The Justice Department’s Report On The Baltimore Police Could Foster Change

It was frustrating when the charges were dropped, and others acquitted, against the six police officers initially charged in the death of Freddie Gray. But the year long investigation that Gray’s death initiated by the Justice Department culminated with a report that found the Baltimore police do discriminate and use excessive force too often. The Justice Department’s Baltimore report could actually bring about real change, finally.

The report, which was posted on The New York Times website Tuesday night and is expected to be officially released to the public Wednesday, found that Baltimore officers, “routinely discriminate against blacks, use excessive force too often and are not adequately disciplined for misconduct.” That sounds a lot like everything America, and especially Baltimore residents, already knew.

When it comes to discrimination, the report found that the city’s officers make a huge amount of traffic stops, usually in poor, black neighborhoods. The DOJ found that the officers often make arrests for speech they deem aggressive — instead of an actual crime — and anyone who has watched any of the videos of police shooting a black person will recognize how that racist practice usually ends up. The situation quickly escalates and someone, usually the poor, black person, ends up dead. But this report could change all of that because it calls out a lot of the Baltimore PD’s BS.

Especially since there is a little clause in the Justice Department’s thesis about the department that says it’s not adequately disciplined for misconduct. I mean, thanks Captain Obvious. But even if it took a year and who knows exactly how many instances of excessive violence to come to the conclusion that one police department in America isn’t holding its officers accountable, it’s a freaking start.

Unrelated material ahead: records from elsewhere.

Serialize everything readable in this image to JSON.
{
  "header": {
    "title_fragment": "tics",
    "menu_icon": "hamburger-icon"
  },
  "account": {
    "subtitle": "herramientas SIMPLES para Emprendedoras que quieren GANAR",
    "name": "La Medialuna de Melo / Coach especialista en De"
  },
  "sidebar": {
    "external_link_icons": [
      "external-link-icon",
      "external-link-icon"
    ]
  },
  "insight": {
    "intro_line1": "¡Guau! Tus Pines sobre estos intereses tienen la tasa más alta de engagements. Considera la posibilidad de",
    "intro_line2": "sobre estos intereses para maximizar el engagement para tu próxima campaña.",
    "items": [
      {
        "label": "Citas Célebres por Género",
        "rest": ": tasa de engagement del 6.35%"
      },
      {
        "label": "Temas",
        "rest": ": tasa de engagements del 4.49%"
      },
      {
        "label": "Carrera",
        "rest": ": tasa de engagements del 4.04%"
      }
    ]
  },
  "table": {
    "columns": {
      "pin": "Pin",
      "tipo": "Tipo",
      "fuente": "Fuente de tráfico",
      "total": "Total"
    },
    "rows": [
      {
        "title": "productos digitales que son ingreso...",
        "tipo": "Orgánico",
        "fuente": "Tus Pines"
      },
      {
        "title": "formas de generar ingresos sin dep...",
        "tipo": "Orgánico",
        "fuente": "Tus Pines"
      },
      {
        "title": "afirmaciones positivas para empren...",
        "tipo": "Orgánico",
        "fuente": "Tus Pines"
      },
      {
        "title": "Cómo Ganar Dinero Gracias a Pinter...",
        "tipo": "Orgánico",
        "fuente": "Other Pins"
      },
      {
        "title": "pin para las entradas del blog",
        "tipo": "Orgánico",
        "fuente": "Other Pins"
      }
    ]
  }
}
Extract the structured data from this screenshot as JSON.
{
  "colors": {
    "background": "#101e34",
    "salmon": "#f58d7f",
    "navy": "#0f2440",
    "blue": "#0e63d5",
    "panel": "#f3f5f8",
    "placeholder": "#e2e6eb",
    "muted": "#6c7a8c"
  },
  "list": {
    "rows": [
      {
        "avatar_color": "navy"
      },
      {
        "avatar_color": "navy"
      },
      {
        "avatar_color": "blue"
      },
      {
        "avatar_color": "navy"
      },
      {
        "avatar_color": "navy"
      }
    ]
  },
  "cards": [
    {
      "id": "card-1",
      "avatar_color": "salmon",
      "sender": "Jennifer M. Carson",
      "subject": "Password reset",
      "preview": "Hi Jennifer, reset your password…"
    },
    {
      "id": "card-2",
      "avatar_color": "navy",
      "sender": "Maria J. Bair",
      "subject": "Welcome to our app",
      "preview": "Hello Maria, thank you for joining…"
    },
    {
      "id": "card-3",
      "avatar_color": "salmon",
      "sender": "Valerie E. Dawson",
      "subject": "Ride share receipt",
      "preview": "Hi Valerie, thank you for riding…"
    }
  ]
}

And at this point, that’s all that many Americans and Black Lives Matter advocates are asking for — the beginnings of change. State’s attorney Marilyn Mosby, Baltimore’s top prosecutor, said she in a statement Wednesday she believed the report would “confirm what many in our city already know or have experienced firsthand.” She added that, “While the vast majority of Baltimore City Police officers are good officers, we also know that there are bad officers and that the department has routinely failed to oversee, train, or hold bad actors accountable.”

It was disappointing at the end of July when no one was indicted for the death of 25-year-old Gray. Or for any other police officer in any one of the shootings that have happened in the past few years. This report could change all of that — when the DOJ tells an agency it’s doing something wrong, it sort of has no choice but to start to change its ways. Even if it is too little too late for some families.